Dr Odile Buisson : Il n’a pas échappé à la Cour des comptes (rapport 2011) que 80 % des femmes en France accouchent sous péridurale (enquête Dress, 2006) alors que, par exemple, elles ne sont que 10 % aux Pays-Bas. Mais la culture n’est pas la même, et il y a toujours eu une tradition d’accouchement à domicile dans ce pays. Pourtant, de nombreuses femmes hollandaises aimeraient bien avoir la possibilité de ne pas souffrir.

Ceci dit, comme il est toujours intéressant de prendre une partie des femmes pour influencer les autres, je pense que les maisons de naissance représentent une vitrine pour réapprendre aux Françaises l’accouchement traditionnel, sans péridurale. En effet, les débats concernant l’accouchement naturel mettent tous l’accent sur la nécessaire sécurisation de l’accouchement dans ces nouvelles structures alors que la douleur, pourtant élément central de l’accouchement, n’est jamais évoquée.
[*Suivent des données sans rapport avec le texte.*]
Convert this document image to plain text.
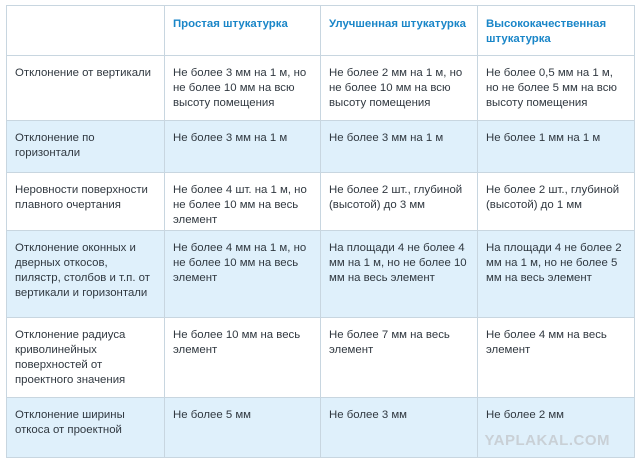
	Простая штукатурка	Улучшенная штукатурка	Высококачественная штукатурка
Отклонение от вертикали	Не более 3 мм на 1 м, но не более 10 мм на всю высоту помещения	Не более 2 мм на 1 м, но не более 10 мм на всю высоту помещения	Не более 0,5 мм на 1 м, но не более 5 мм на всю высоту помещения
Отклонение по горизонтали	Не более 3 мм на 1 м	Не более 3 мм на 1 м	Не более 1 мм на 1 м
Неровности поверхности плавного очертания	Не более 4 шт. на 1 м, но не более 10 мм на весь элемент	Не более 2 шт., глубиной (высотой) до 3 мм	Не более 2 шт., глубиной (высотой) до 1 мм
Отклонение оконных и дверных откосов, пилястр, столбов и т.п. от вертикали и горизонтали	Не более 4 мм на 1 м, но не более 10 мм на весь элемент	На площади 4 не более 4 мм на 1 м, но не более 10 мм на весь элемент	На площади 4 не более 2 мм на 1 м, но не более 5 мм на весь элемент
Отклонение радиуса криволинейных поверхностей от проектного значения	Не более 10 мм на весь элемент	Не более 7 мм на весь элемент	Не более 4 мм на весь элемент
Отклонение ширины откоса от проектной	Не более 5 мм	Не более 3 мм	Не более 2 мм
YAPLAKAL.COM
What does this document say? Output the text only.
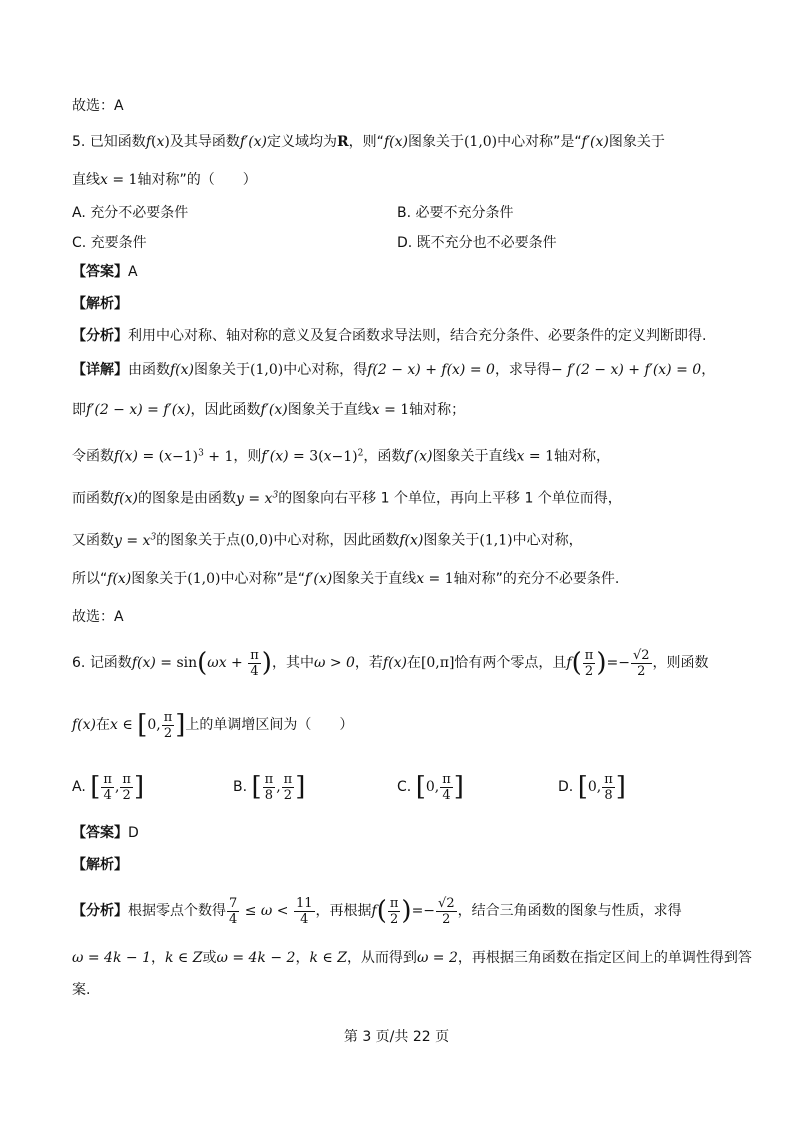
故选：A
5. 已知函数f(x)及其导函数f′(x)定义域均为R，则“f(x)图象关于(1,0)中心对称”是“f′(x)图象关于
直线x = 1轴对称”的（　　）
A. 充分不必要条件	B. 必要不充分条件
C. 充要条件	D. 既不充分也不必要条件
【答案】A
【解析】
【分析】利用中心对称、轴对称的意义及复合函数求导法则，结合充分条件、必要条件的定义判断即得.
【详解】由函数f(x)图象关于(1,0)中心对称，得f(2 − x) + f(x) = 0，求导得− f′(2 − x) + f′(x) = 0，
即f′(2 − x) = f′(x)，因此函数f′(x)图象关于直线x = 1轴对称；
令函数$f(x) = (x-1)^3 + 1$，则$f'(x) = 3(x-1)^2$，函数f′(x)图象关于直线x = 1轴对称，
而函数f(x)的图象是由函数$y = x^3$的图象向右平移 1 个单位，再向上平移 1 个单位而得，
又函数$y = x^3$的图象关于点(0,0)中心对称，因此函数f(x)图象关于(1,1)中心对称，
所以“f(x)图象关于(1,0)中心对称”是“f′(x)图象关于直线x = 1轴对称”的充分不必要条件.
故选：A
6. 记函数$f(x) = \sin(\omega x + \frac{\pi}{4}$ )，其中ω > 0，若f(x)在[0,π]恰有两个零点，且$f( \frac{\pi}{2}$ )=− $\frac{√2}{2}$ ，则函数
f(x)在x ∈ [0, $\frac{\pi}{2}$ ]上的单调增区间为（　　）
A. [ $\frac{\pi}{4}$ , $\frac{\pi}{2}$ ]	B. [ $\frac{\pi}{8}$ , $\frac{\pi}{2}$ ]	C. [0, $\frac{\pi}{4}$ ]	D. [0, $\frac{\pi}{8}$ ]
【答案】D
【解析】
【分析】根据零点个数得 $\frac{7}{4} \le \omega < \frac{11}{4}$ ，再根据$f( \frac{\pi}{2}$ )=− $\frac{√2}{2}$ ，结合三角函数的图象与性质，求得
ω = 4k − 1，k ∈ Z或ω = 4k − 2，k ∈ Z，从而得到ω = 2，再根据三角函数在指定区间上的单调性得到答
案.
第 3 页/共 22 页
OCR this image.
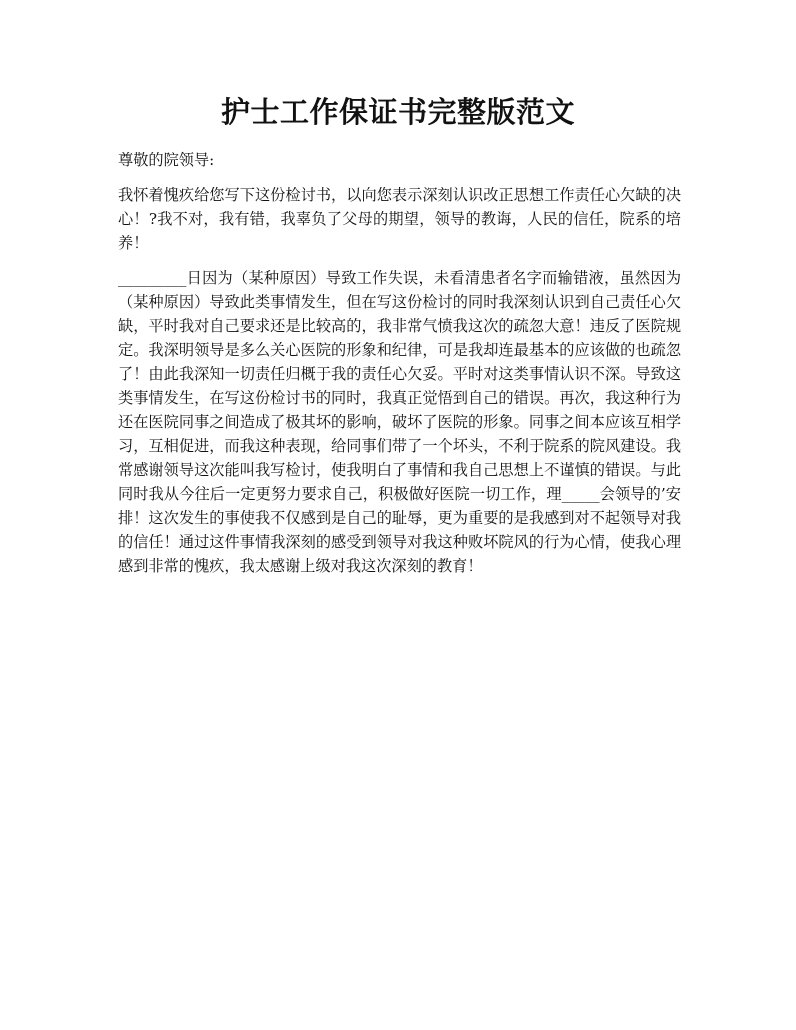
护士工作保证书完整版范文

尊敬的院领导:

我怀着愧疚给您写下这份检讨书，以向您表示深刻认识改正思想工作责任心欠缺的决心！?我不对，我有错，我辜负了父母的期望，领导的教诲，人民的信任，院系的培养！

_________日因为（某种原因）导致工作失误，未看清患者名字而输错液，虽然因为（某种原因）导致此类事情发生，但在写这份检讨的同时我深刻认识到自己责任心欠缺，平时我对自己要求还是比较高的，我非常气愤我这次的疏忽大意！违反了医院规定。我深明领导是多么关心医院的形象和纪律，可是我却连最基本的应该做的也疏忽了！由此我深知一切责任归概于我的责任心欠妥。平时对这类事情认识不深。导致这类事情发生，在写这份检讨书的同时，我真正觉悟到自己的错误。再次，我这种行为还在医院同事之间造成了极其坏的影响，破坏了医院的形象。同事之间本应该互相学习，互相促进，而我这种表现，给同事们带了一个坏头，不利于院系的院风建设。我常感谢领导这次能叫我写检讨，使我明白了事情和我自己思想上不谨慎的错误。与此同时我从今往后一定更努力要求自己，积极做好医院一切工作，理_____会领导的’安排！这次发生的事使我不仅感到是自己的耻辱，更为重要的是我感到对不起领导对我的信任！通过这件事情我深刻的感受到领导对我这种败坏院风的行为心情，使我心理感到非常的愧疚，我太感谢上级对我这次深刻的教育！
Dans certaines maisons de naissance, le refus d’offre de soulagement médical lorsqu’une femme vient à le réclamer pose une interrogation majeure. Comme si les douleurs de l’accouchement n’existaient pas. Sur une échelle de 1 à 10, cette douleur est souvent cotée 12, mais pour les contempteurs de la médecine un “accouchement naturel” est avant tout un “accouchement avec douleur”. Et dans “l’accouchement avec douleur”, la mère souffre de contractions plus fréquemment insupportables que tolérables.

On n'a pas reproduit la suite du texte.